Franziskaner, Konventuale, Observanten
Franziskaner im mittelalterlichen Ungarn
Bereits kurz nach der Gründung ihres Ordens erschienen die Franziskaner in der zweiten Hälfte der 1220er Jahre auch in Ungarn, wo der Orden insbesondere nach dem Mongolensturm außergewöhnlich rasch Verbreitung fand. Im 14. Jahrhundert entstanden zwei Hauptzweige, der Konventual- und der Observantenzweig. Letztgenannter tauchte ab Mitte des Jahrhunderts in den Schriftquellen auf. Die jahrzehntelangen Gegensätze zwischen beiden verschärften sich, als die Observanten in zwei jener Städte (Großwardein und Szeged) neue Klöster gründeten, in denen es schon lange Konventualklöster gab. Erst als die Observanten Anfang des 16. Jahrhunderts versprachen, solche Neugründungen künftig zu unterlassen, und als 1517 auch die Konventualen die Einhaltung der strengeren Regeln annahmen, lösten sich die Spannungen. Zu dieser Zeit wurde mit den früheren Konventualklöstern die marianische, und mit den ehemaligen Observantenklöstern die salvatorianische Ordensprovinz gebildet.
BR
Konventuale
An der Wende vom 13. auf das 14. Jahrhundert kam es zum sog. Armuts-Disput, der das Leben des Franziskanerordens grundlegend veränderte. Es ging dabei im wesentlichen um die Interpretierung der vom hl. Franzikus für besonders wichtig erachteten Armut. Ein Teil der Ordensmitglieder akzeptierte die radikale Interpretation und verwarf jede Art von Eigentum, insbesondere Grundbesitz. Daraus entwickelte sich der Zweig der Observanten. Im Gegensatz dazu sahen die Vertreter des anderen Zweiges den Besitz weniger wertvoller Immobilien und auch wertvoller Güter als Ausdruck des religiösen Empfindens der Gläubigen an. Diesen Zweig nannte man ab dem 14. Jahrhundert Konventuale. Die Mitglieder des ungarländischen Konventualzweiges akzeptierten Anfang des 16. Jahrhunderts schließlich die strengeren Vorschriften, d.h. ein der regulären Observanz gemäßes Leben.
BR
Observanten
Zweig des Franziskanerordens, der die Regeln des hl. Franziskus strenger einhielt. Erschien in Ungarn schon im 14. Jahrhundert. Anfangs gründeten die Observanten nur in den südlichen Landesgegenden Klöster.
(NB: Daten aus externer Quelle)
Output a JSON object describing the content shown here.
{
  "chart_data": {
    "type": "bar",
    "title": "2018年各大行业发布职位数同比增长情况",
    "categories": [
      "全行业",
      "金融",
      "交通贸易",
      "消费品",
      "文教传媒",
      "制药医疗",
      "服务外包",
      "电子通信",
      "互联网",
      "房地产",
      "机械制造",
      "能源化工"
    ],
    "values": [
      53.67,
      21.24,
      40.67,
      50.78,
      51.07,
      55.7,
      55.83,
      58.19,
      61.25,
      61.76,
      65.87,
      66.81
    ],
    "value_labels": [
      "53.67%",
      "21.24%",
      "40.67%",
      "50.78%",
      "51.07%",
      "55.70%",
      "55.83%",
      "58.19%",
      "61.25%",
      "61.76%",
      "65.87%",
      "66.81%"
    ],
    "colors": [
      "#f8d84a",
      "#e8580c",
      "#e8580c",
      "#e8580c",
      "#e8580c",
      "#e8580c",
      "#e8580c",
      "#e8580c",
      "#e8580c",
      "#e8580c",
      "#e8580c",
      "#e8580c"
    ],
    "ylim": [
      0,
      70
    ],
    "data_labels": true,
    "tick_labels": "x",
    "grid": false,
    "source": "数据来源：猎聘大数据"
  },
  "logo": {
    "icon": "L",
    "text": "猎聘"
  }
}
Hier war ihr Hauptziel nicht so sehr die Bekehrung der Ungläubigen, sondern eher der Orthodoxen (nach zeitgenössischem Sprachgebrauch auch Abtrünnige oder Schismatiker) und der bogumilischen Ketzer.
Die Zahl der Observantenklöster wuchs trotz ihrer frühen Anwesenheit erst ab der Mitte des 15. Jahrhunderts, genauer ab 1444, in stärkerem Maße. Zu dieser Zeit wurden sie vor allem von Regent János Hunyadi unterstützt, der ihnen nicht nur mehrere Klöster stiftete, sondern auch dafür sorgte, daß sie einige der bestehenden Konventualklöster (z.B. Buda, Esztergom, Szécsény) übernehmen konnten. In diesen Fällen diente als Vorwand der Übernahme die gelockerte Disziplin bei den Konventualen. Die Unterstützung der Observanten ließ auch unter János Hunyadis Sohn, König Matthias, nicht nach. Ihre letzten Klöster gründeten sie in der Jagiellonenzeit. Eines der bedeutendsten darunter war das 1490 in der Unterstadt von Szeged gegründete Kloster. Seine Kirche wurde erst Anfang des 16. Jahrhunderts fertiggestellt, und das Kloster selbst sogar noch später, nach der Befreiung von der Türkenherrschaft.
Der Observantenzweig des Franziskanerordens gab der Kirche im allgemeinen und der ungarischen Kirche im besonderen sowie der ungarischen Kultur so bedeutende Persönlichkeiten wie den hl. Johannes von Kapistrano, Pelbárt Temesvári, Osvát Laskai oder den mittelalterlichen Geschichtsschreiber des Ordens, Balázs Szalkai.